俺が知っている奴らなら、出した時点で使おうとするんだが。
「じゃあ、使っちゃいますよ。駄目っていっても使いますよ」
魔導書をそれぞれ開いた後、ユーナは上目遣いで見ながら確認する。
「ユーナ」
「はい」
「楽しそうなところ悪いが、覚えてもすぐには使えないからな。かなり練習が必要なんだから。それに魔力が足りるかも分からないし」
それが魔導書の怖いところだ。
適性があれば覚えられるが、自分の魔力量を超える魔法も覚えられてしまう。
だから折角覚えても、魔力不足で発動しないなんて悲惨なことも起こるんだ。
「大丈夫です。練習します。こういうの覚えたらヴィオさんと一緒に旅しても足でまといにならずにすみますよね」
「そんな事考えてたのか」
「これから頑張って体力つけます。でもヴィオさんが持ってる様な重そうな剣なんて多分一生持てませんし、それでゴブリン? とかとても戦える気がしません。でも魔法だったら何とかなるかもしれません。
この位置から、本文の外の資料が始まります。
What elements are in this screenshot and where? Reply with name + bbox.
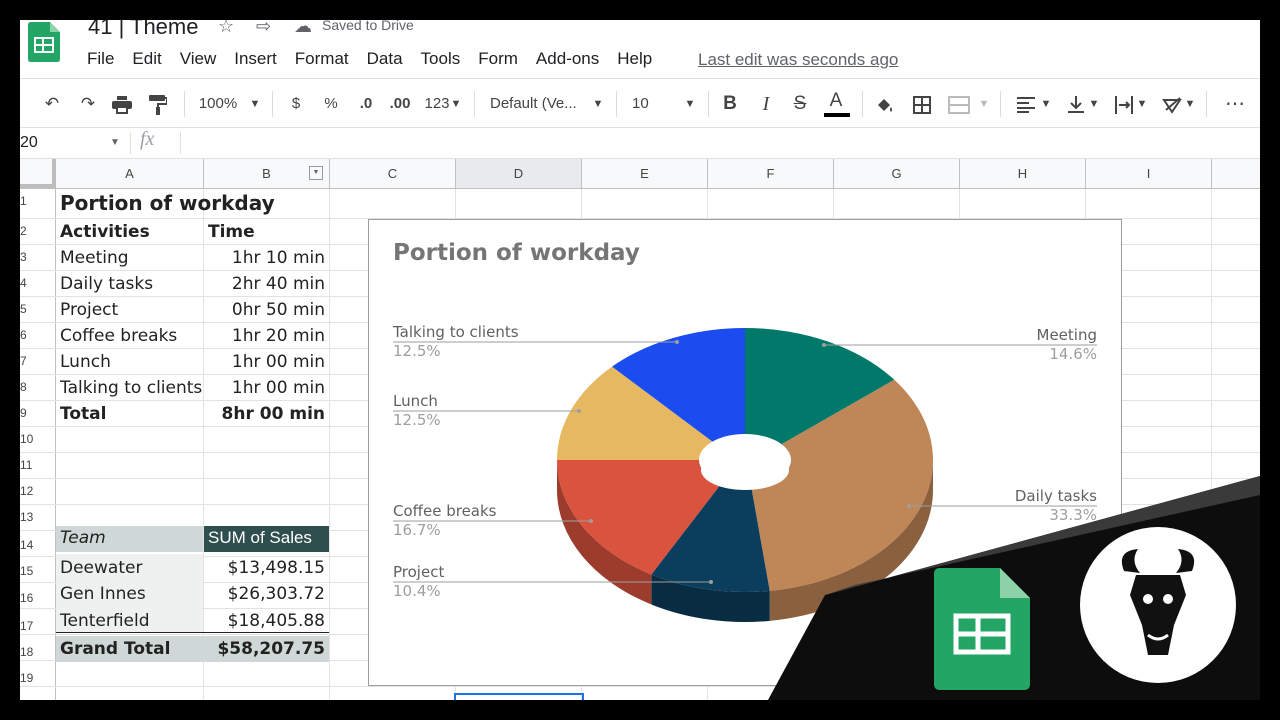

だから遠慮せずに使わせて頂きます」
じいっと、俺の顔を見てそう言った後ユーナはそれぞれの魔導書を覚えて行った。
「ああ、不思議です。使える魔法が頭に浮かびます」
「今は使おうとするなよ。攻撃魔法なんて使った日には部屋が壊れるからな」
「はい。あ、これはいいですか、生活魔法の浄化」
「まあ、発動するかどうか分からないが、それ位なら」
出来ない奴は、何度も何度もやらないと生活魔法も使えない。
ユーナはすでに収納や安全地帯を使いこなしているから、大丈夫だろうか。
「ほわんとしたこれを使えばいいんですよね。ええと、浄化」
空になった皿の上に手をかざし、ユーナは浄化を初めて使った。
「あ、綺麗になった。ヴィオさん見て下さい。私使えちゃいました! 魔法、魔法を使っちゃいました!」
「良かったな。ちゃんと浄化出来てるじゃないか」
さっきまで収納も自在に使えていたっていうのに、なんで浄化で喜んでいるのか分からないが、無邪気に喜ぶユーナの顔がなんだか可愛くて俺はそう言うだけで精一杯だったんだ。